The secret ingredients for “how to retire early” using the stock market are not locked up in a vault somewhere. At least not anymore. Today, we live in the Information Age where information is readily available, and accessible to all. Everything you need to know is a mouse-click, or finger tap away.
But here are the “secret ingredients”, anyway:
Nowadays, everybody knows about the powers of compound interest. In a nutshell, you simply buy shares of quality companies, re-invest the dividends, and watch the snowball buildup over time. By the time you retire, your golden hen(s) will have laid so many eggs, you’ll never have to worry about going hungry again.
Compound Annual Growth Rate
Then, there’s the idea of compound annual growth rate. We know that the stock market is volatile, and prices jitter, moving wildly up and down on a day-to-day basis. By stepping back and focusing only on the long-term movements, we can free ourselves of the noise, and get a clear picture of the real signal. By doing this, we now see that market is resilient, and able to withstand tough economic times. In the long run, it always moves in the upward direction!

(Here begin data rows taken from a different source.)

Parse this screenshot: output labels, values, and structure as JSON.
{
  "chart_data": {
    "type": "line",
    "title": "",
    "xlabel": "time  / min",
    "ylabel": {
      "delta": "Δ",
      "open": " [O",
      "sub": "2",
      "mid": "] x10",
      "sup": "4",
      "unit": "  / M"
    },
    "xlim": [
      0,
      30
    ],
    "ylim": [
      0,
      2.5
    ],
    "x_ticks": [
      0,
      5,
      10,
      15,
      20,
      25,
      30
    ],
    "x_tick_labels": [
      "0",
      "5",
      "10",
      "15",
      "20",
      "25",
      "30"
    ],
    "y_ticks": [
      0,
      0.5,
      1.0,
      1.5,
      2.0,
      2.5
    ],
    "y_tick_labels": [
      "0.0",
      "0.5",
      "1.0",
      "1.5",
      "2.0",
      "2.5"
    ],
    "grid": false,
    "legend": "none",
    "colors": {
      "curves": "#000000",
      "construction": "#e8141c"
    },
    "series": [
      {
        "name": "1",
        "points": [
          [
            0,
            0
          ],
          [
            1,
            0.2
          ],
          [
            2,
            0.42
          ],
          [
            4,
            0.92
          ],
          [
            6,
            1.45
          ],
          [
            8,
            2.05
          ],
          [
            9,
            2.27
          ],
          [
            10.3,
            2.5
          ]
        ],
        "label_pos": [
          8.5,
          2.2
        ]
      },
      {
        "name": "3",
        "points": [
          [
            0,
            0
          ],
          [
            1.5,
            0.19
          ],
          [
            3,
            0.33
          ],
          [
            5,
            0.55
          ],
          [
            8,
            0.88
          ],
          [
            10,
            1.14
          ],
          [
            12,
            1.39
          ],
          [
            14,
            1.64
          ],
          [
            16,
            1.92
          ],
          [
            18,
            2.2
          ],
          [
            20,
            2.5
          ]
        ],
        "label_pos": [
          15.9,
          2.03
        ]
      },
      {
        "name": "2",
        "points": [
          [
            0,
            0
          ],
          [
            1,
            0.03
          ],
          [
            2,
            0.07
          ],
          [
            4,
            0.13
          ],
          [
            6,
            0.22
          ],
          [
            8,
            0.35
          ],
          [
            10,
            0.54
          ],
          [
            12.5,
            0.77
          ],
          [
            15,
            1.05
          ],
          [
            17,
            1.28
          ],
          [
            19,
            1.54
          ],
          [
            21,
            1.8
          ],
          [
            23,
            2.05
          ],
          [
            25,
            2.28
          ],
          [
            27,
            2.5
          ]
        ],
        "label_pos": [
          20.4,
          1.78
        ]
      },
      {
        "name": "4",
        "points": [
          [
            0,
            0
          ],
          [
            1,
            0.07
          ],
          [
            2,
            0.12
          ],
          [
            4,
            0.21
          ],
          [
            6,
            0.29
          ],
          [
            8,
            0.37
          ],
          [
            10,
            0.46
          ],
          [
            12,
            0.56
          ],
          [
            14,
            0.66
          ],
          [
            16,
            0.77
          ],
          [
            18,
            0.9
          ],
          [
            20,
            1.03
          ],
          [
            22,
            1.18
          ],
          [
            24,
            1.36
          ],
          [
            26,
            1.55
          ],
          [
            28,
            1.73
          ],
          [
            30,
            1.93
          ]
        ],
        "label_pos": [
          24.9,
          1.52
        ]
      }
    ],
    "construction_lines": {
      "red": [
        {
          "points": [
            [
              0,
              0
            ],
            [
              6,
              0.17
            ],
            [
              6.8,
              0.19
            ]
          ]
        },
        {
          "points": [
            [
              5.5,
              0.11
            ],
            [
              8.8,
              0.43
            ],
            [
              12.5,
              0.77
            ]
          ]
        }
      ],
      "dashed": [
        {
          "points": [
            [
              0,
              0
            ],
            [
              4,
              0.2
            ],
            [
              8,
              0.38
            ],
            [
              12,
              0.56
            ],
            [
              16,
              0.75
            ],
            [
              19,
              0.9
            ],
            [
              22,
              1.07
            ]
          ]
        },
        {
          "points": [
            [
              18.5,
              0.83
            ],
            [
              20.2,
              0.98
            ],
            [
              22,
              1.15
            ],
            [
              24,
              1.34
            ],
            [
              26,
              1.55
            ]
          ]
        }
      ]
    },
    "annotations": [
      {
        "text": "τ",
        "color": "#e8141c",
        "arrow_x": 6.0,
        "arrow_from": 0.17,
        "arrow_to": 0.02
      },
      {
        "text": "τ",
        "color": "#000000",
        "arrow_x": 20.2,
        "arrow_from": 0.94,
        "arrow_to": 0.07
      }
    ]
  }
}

So, we can buy today, knowing almost certain that the price will increase in the future. Further, we also learn that when the market does plunge, it’s temporary, so we should not be fearful, but instead, greedy. These downturns provide the best buying opportunities of all, so load up!
Dividend Growth Investing
Lastly, dividend growth investors have spread the word and educated people on how to build a reliable income stream. Those seeking to reach financial independence (like myself), now know that it is possible to build a sustainable passive income portfolio by investing in a blend of large-cap, dividend paying (and growing) companies.
By focusing on dividends and dividend growth, we can now: ignore the fluctuating stock price (for the most part), beat inflation, receive a paycheck every quarter (or half year, or year), and count on pay raises every year.
We strive to invest in the largest, most stable, best-in-class companies. These premiere blue chips have a strong history of not only surviving tough economic downturns, but thriving in spite of them. Their history shows a rugged dividend, one that never gets cut, and only continues to grow each year. These gems make up the Core Holdings in our portfolio. But, because nothing in life is certain, outside of death and taxes, we take a Buy and Monitor stance on each one of our positions. For extra safety, we usually own a basket of stocks, ranging from 10-40+ holdings.
Just for clarity, here are some blue chips that fit the bill, and would make any dividend growth investor proud to own in their portfolio.
Procter and Gamble (PG)
Johnson and Johnson (JNJ)
Exxon Mobil (XOM)
And, that’s basically all there is to it. These are the secret ingredients for “how to retire early” using the stock market. Others might utilize something slightly different for their own recipe, but these ingredients are the ones I’m cooking with.
And just like with cultivating a garden, one size does not feed all. You’ll also need to figure out how many dividend seeds to plant to satiate your appetite. I don’t eat much, so I don’t need to plant many dividend seeds, or worry about growing over-sized dividend trees either.
The rest is just time. Lots and lots of time.